Перед глазами у него стояло Зоино лицо с большими острыми смешливыми глазами и чуть пристыженное, как в ту минуту, когда она его поймала на слишком долгом неотрывном и придирчивом разглядывании: приникнув к соломинке, она с сосредоточенным усердием ребенка и словно бы на скорость, на спор понижала коктейльный уровень в бокале, и лишь когда поймала, ощутила, как луч, наведенный сквозь линзу, сухожиловский взгляд; оторвалась от бурливого оранжевого джуса и посмотрела вопросительно - в чем дело, что такое, - а Сухожилов принимал с признательным каким-то изумлением, вбирал, встречал, выдерживал вот этот ключевой напор, кошачью эту проницательность, доверчивость ребенка, пресыщенность усталой б…ди, холодную усмешку демона, осведомленного о собственной непрошеной и без усильной власти над каждым загипнотизированным смертным, - все вместе взятое, неразделимое, единое.
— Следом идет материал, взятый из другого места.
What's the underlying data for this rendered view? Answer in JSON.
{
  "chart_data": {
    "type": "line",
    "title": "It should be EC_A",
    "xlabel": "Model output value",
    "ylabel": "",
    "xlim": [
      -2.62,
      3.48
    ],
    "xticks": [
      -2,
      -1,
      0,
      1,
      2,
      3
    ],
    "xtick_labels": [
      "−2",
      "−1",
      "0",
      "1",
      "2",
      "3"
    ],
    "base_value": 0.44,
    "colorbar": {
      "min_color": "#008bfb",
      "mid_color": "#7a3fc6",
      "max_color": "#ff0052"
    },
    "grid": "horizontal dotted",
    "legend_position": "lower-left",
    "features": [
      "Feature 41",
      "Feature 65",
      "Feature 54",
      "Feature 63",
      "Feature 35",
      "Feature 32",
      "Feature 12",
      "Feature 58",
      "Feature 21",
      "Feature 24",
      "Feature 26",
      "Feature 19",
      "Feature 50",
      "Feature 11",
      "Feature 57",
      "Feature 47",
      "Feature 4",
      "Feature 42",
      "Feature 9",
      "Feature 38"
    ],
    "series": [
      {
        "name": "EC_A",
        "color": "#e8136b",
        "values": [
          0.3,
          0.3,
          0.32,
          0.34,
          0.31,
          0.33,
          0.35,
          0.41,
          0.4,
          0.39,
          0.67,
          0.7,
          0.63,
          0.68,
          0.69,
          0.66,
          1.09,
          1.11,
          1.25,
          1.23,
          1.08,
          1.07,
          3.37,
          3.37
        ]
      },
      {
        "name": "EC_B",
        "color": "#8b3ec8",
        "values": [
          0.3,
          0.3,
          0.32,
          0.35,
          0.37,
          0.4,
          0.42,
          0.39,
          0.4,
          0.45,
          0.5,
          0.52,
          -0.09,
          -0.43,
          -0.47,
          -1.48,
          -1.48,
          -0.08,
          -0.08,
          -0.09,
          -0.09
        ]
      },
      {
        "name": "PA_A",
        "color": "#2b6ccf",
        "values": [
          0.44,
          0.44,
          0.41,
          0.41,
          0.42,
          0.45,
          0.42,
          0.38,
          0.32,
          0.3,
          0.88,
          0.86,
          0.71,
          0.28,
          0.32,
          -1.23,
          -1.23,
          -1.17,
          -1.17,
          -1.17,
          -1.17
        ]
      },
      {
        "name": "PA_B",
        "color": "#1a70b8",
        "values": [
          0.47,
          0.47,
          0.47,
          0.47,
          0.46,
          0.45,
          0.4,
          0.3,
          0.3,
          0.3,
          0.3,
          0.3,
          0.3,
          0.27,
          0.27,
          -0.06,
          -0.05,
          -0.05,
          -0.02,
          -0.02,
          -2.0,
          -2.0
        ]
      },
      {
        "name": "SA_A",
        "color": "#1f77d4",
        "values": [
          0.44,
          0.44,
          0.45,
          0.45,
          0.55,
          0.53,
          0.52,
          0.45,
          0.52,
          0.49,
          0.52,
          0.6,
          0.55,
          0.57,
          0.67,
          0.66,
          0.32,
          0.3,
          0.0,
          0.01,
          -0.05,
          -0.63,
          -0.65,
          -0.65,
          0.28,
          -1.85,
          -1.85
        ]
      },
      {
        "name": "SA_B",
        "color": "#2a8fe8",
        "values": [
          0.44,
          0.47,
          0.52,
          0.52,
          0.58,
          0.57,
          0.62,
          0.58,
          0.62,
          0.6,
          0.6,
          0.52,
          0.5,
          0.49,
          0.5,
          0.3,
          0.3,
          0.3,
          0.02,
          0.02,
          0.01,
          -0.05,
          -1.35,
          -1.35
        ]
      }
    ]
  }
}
Он никогда не мог понять слюнявой прелести поцелуев: нос в нос - не губы в губы, - вот этот вроде бы нелепый и щекотный способ, принятый у океанских дикарей, казался Сухожилову куда как более волнующим. Тереться пятачками нам сам бог велел, и как же все-таки догадлив, мудр, насколько ближе к естеству полинезиец: носы ведь - точки самые банальные, далекие, абсурдные, о них не догадаешься, их не увидишь - кончик собственного носа, - а тут ты смотришь на нее, и все решается само собой, приходит словно бы животное желание обнюхать, но перетекшее уже в священный трепет, в смиренное благоговение, во что-то вот такое, чему названия в мире нет, но ясно, что вот этим пружинистым сухим телесным трением рождается, творится будто первый в жизни человечества, вручную извлеченный из дерева огонь.
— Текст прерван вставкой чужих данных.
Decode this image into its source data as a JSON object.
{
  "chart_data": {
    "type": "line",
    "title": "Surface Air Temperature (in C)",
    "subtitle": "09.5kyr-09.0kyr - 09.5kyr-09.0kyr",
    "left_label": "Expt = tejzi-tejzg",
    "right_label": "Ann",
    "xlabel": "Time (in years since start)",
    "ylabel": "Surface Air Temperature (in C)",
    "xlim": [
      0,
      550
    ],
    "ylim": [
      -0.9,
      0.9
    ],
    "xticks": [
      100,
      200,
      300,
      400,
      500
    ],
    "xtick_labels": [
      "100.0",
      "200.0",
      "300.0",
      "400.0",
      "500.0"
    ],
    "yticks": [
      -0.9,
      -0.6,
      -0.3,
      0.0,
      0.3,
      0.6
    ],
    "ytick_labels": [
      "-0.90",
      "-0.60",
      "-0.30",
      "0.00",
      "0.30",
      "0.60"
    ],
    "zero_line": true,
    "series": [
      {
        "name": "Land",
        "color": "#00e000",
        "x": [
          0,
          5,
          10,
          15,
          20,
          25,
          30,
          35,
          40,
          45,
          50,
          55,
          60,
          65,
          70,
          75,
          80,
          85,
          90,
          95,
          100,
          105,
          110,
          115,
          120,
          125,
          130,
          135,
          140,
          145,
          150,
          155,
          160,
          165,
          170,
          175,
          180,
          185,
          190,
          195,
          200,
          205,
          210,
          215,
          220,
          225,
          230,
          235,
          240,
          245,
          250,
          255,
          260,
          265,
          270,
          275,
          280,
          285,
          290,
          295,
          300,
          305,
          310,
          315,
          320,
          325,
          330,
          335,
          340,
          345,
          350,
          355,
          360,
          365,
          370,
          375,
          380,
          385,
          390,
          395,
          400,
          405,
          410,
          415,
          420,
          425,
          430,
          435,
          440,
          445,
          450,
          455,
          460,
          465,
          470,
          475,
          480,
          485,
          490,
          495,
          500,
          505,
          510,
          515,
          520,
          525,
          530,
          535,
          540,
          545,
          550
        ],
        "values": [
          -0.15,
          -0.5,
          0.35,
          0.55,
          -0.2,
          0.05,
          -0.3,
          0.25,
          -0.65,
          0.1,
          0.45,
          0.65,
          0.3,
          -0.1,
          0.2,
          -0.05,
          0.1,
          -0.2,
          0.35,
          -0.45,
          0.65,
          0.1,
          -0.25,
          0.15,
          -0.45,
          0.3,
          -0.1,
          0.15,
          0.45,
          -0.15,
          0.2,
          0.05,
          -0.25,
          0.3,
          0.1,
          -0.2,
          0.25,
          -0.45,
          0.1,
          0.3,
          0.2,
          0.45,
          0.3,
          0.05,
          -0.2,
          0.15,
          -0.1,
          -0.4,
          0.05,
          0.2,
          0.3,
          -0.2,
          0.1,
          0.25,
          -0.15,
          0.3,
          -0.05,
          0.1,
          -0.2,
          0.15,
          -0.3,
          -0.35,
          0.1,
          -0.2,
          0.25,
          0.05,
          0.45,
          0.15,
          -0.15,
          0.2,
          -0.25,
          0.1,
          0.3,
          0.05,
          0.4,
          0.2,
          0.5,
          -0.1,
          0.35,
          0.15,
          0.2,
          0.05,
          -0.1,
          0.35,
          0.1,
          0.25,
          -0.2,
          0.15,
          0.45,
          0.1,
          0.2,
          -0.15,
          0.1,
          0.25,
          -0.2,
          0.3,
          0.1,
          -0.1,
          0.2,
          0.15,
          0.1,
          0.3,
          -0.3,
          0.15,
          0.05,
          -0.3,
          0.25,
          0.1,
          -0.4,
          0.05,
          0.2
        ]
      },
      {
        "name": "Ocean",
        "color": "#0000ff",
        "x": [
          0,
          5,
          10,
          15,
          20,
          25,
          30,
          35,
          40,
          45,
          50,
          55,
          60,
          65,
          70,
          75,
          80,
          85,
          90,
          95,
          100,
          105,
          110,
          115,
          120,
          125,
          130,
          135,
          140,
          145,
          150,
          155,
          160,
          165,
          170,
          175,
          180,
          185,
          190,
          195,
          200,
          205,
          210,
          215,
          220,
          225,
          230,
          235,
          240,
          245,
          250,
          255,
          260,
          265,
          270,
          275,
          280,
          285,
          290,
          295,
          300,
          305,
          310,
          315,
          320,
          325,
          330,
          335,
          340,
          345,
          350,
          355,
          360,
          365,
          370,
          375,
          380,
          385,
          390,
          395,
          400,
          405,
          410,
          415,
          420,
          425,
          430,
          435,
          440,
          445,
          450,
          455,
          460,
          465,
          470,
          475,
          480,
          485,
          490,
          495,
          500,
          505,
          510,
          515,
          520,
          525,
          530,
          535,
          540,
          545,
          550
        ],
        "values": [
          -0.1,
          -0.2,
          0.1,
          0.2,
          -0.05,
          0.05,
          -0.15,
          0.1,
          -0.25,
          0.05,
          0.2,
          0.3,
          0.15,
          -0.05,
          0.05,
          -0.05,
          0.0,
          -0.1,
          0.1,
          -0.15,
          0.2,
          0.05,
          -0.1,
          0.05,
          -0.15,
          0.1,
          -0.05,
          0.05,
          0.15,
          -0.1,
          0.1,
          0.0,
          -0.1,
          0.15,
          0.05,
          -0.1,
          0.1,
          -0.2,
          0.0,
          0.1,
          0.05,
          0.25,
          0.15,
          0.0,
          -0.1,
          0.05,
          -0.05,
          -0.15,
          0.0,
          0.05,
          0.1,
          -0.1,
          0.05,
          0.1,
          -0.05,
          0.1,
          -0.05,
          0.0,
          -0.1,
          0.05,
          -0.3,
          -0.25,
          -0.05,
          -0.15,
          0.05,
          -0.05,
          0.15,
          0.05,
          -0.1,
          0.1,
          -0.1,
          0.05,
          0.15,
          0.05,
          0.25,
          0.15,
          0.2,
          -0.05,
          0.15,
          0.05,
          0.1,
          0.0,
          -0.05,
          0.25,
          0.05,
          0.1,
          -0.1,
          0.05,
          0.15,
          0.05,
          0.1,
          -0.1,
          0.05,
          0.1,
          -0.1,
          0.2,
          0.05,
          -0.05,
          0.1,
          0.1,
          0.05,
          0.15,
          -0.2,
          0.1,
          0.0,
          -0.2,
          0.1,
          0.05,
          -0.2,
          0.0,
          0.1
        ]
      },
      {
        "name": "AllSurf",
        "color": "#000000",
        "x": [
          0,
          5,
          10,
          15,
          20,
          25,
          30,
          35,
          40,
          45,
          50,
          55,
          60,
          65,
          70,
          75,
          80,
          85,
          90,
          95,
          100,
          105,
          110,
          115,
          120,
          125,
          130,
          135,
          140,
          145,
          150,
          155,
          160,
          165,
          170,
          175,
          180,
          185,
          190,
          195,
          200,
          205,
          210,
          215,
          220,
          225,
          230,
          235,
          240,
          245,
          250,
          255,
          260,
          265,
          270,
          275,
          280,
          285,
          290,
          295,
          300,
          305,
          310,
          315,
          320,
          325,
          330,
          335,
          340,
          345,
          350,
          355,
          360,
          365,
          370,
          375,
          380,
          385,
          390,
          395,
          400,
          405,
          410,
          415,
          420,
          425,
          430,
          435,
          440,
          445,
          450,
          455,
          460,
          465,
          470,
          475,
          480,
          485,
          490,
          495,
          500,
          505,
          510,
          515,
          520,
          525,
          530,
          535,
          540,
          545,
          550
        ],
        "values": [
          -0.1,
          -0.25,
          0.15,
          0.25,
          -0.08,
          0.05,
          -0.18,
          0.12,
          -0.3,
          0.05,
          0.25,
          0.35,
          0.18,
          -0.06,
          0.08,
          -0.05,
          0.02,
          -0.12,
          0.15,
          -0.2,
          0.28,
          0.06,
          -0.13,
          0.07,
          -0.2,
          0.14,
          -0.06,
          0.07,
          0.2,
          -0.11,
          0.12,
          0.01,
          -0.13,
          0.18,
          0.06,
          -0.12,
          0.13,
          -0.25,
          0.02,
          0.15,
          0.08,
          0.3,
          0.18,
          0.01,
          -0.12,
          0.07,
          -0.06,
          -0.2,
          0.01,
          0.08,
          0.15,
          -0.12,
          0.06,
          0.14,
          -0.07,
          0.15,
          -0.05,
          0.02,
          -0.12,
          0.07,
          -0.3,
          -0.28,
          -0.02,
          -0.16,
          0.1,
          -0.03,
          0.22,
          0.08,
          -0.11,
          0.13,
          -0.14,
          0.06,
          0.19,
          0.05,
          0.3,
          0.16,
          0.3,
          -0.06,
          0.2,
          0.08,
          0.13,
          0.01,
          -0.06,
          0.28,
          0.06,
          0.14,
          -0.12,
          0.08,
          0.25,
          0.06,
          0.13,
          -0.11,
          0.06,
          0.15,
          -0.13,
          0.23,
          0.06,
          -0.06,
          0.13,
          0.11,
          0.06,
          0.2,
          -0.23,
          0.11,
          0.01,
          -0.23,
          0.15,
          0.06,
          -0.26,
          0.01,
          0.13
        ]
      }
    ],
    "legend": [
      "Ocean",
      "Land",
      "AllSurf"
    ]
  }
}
Ей было свойственно платить за всякое острое слово таким уважительным фырканьем, настолько живой, внезапной, неумышленной усмешкой, что это оживление тысячекратно будто бы превосходило оригинальность твоего изречения и смотрелось невиданно щедрым авансом, неоправданно неограниченным кредитом на будущее. Она не пачкала салфетки и свои окурки помадными отпечатками; она оказалась на редкость прожорливой, оставив от утюговидного куска слоеного торта - лимон, шоколад и черника - не больше, чем время от руин Карфагена, и отодвинув испитый до донца бокал, она удрученно вздохнула, как будто набираясь мужества, и, стиснув губы, как Матросов перед пулеметной амбразурой, сказала Сухожилову: "Поехали".
- В последний раз вопрос - зачем? С него ведь как с козла - с заказчика.
- Последний раз предупреждаешь, да? - И словно зная (не рассудком, нет, - инстинктом, кровью, природой, существом) о ненужной ей власти над ним, открестилась: - Ну, ладно. Ну, тогда - пока. Тогда пойду я.
Сквозь ткань ее жемчужно-серого платья, открывавшего бойскаутские круглые коленки, он ощущал ее телесный жар, как будто заданный естественным окрасом ее волос; ступни ее, казалось, с лихвой бы уместились на сухожиловских ладонях, и через пять часов ей предстояло промокнуть в ванной "Swiss-отеля" до трусов, как выразился тот Витек, который, пребудем ждать и верить, оказался ее спасителем.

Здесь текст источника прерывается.